Kim Jong Un’s ‘Lipstick Soldiers’ Are Stuck in TimeBy and
North Korean cheer squad reminiscent of a bygone era
1980’s clothing, singing showcase wide cultural divide
North Korean leader Kim Jong Un’s cheering squad mesmerized the 2018 Winter Olympics as his “lipstick soldiers” belted out catchy fight songs and clapped in unison.
But the more than 200 cheerleaders, with their identical croissant hairstyles, funky pink lipsticks and red snowsuits, stood out in another way for many Olympic spectators: The huge cultural gap that would have to be narrowed if and when the two countries reach a peace accord.
“I feel like their make-up and clothes are very old-fashioned, something I expect seeing in 1980s or 1990s and this suggests how much North Korea is culturally lagging behind us,” said Jeong Se-rim, 22, a nurse who was at the Gangneung Ice Arena to watch North Korean pair figure skaters. “It is something I would imagine my mom to wear when she was in her twenties.”
As the international sanctions over the isolated nation’s nuclear tests and missile launches continue to be strengthened, North’s economy and culture remains far behind that of its neighbors to the south.
In 2016, per capita income in North Korea was less than 5 percent of that in the South, where residents enjoy the world’s fastest Internet speeds.

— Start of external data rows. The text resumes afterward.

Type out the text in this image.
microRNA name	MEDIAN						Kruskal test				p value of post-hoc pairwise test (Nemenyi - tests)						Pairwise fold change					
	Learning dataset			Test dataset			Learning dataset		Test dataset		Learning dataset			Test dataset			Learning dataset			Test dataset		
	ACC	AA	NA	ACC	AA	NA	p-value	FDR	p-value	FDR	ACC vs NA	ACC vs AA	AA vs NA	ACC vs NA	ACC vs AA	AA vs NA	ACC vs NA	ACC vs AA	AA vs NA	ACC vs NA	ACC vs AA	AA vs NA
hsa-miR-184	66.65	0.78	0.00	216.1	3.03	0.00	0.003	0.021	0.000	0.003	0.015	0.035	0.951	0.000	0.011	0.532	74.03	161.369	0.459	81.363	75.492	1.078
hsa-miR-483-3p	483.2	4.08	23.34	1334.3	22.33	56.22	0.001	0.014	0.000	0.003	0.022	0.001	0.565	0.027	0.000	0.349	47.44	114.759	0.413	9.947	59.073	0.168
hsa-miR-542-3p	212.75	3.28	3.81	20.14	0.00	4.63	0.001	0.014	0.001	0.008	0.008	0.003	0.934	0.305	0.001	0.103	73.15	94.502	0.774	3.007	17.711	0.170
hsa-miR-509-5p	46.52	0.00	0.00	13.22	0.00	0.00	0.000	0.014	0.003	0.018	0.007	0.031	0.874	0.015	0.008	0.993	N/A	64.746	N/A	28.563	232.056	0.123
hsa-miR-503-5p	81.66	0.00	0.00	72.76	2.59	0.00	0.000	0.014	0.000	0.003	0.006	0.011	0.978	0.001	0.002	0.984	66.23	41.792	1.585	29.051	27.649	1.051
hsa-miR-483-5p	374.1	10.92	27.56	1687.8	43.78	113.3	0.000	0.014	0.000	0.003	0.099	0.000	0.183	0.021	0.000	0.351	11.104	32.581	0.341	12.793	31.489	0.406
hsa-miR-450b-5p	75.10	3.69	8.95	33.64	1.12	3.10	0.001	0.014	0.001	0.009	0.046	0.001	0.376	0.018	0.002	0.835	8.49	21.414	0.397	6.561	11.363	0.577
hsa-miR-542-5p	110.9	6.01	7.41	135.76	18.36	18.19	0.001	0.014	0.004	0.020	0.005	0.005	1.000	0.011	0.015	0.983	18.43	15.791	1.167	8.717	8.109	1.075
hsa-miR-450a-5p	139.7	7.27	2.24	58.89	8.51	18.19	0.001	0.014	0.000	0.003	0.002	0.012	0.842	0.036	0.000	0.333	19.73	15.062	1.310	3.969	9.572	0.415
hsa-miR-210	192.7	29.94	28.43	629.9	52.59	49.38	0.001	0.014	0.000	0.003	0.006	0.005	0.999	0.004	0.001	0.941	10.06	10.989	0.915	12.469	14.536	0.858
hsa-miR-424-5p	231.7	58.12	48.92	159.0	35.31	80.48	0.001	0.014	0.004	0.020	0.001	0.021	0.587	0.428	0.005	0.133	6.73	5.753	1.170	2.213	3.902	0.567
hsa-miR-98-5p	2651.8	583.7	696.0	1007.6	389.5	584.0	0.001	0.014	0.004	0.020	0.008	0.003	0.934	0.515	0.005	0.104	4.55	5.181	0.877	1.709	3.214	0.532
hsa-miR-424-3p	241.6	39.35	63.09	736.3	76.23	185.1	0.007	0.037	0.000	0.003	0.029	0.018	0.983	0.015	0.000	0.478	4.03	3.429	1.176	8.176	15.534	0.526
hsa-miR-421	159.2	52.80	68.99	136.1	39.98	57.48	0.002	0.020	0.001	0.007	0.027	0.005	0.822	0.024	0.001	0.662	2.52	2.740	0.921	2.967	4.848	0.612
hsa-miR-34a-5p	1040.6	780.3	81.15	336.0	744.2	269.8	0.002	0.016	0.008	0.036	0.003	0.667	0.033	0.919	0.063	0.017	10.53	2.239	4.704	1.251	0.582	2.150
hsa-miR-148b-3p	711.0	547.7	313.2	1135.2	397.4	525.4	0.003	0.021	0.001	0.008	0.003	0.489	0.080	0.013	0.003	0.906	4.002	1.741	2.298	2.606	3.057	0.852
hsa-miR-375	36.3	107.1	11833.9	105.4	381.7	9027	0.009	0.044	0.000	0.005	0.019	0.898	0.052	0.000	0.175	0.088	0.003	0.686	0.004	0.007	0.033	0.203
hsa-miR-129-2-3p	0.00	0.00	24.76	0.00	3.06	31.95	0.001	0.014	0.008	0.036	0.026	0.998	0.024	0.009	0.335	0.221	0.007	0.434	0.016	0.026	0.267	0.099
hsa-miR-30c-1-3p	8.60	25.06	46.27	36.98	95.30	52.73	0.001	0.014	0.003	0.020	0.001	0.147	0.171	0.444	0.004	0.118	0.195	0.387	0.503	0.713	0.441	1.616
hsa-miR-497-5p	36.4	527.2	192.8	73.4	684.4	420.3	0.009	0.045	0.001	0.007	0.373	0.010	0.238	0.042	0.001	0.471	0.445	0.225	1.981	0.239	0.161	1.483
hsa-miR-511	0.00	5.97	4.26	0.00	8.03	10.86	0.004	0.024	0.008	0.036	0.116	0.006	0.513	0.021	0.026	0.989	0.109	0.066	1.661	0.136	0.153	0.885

A 2015 report from the National Assembly Budget Office estimated that even under a peaceful scenario where Seoul expands humanitarian support ahead of reunification in 2026, it could cost about $2.8 trillion to help bring North Korea’s GDP to two-thirds that of South Korea.
Narrowing the cultural gap might be less costly but equally thorny as the divide continues to widen with successive generations separated for more than six decades.
North Korea’s “juche," or self-reliance policies have blocked the influx of foreign culture and have led to some awkward moments at the Olympics games. North Korean cheerleaders swayed, clapped, sang their own songs in perfect unison as K-pop boy-band BTS’ Blood, Sweat & Tears rocked the stadium.
“While South Koreans just think of their past when they see North Koreans, North Koreans are immensely shocked when they experience the Americanized culture of the South,” said Philo Kim, an associate professor at Institute for Peace and Unification Studies at Seoul National University. “There is a huge gap between the culture of North Korea and South Korea.”
Underground efforts to bridge that divide has been met with a stern crackdown. K-pop music and Korean TV dramas stored on USB drives are being snuck into the North via black market traders. But a recent crackdown including imprisonment for those possessing such contraband has slowed the spread of South Korean pop culture, according to a recent survey of North Korean defectors conducted by Kim’s institute.
In addition to the widening crackdown, Kim Jong Un’s regime has been pushing its own version of K-pop: female groups such as Moranbong Band, Pyongyang’s answer to South Korean idol groups.
A North Korean defector who came to Seoul recently after studying at a university in the North said ruling party officials enjoy North Korean pop stars while their children secretly listen to K-pop songs.
He recalled the time a classmate was caught in the middle of the night with South Korean content on his hard drive. The classmate, who happened to have a connection with Kim Jong Un’s family, got off easy and was moved to a lower grade, according to the defector who asked not to be named as his family is still in North Korea.
“But I couldn’t listen to K-pop more than twice as I was afraid of being killed if I had been caught,” he said.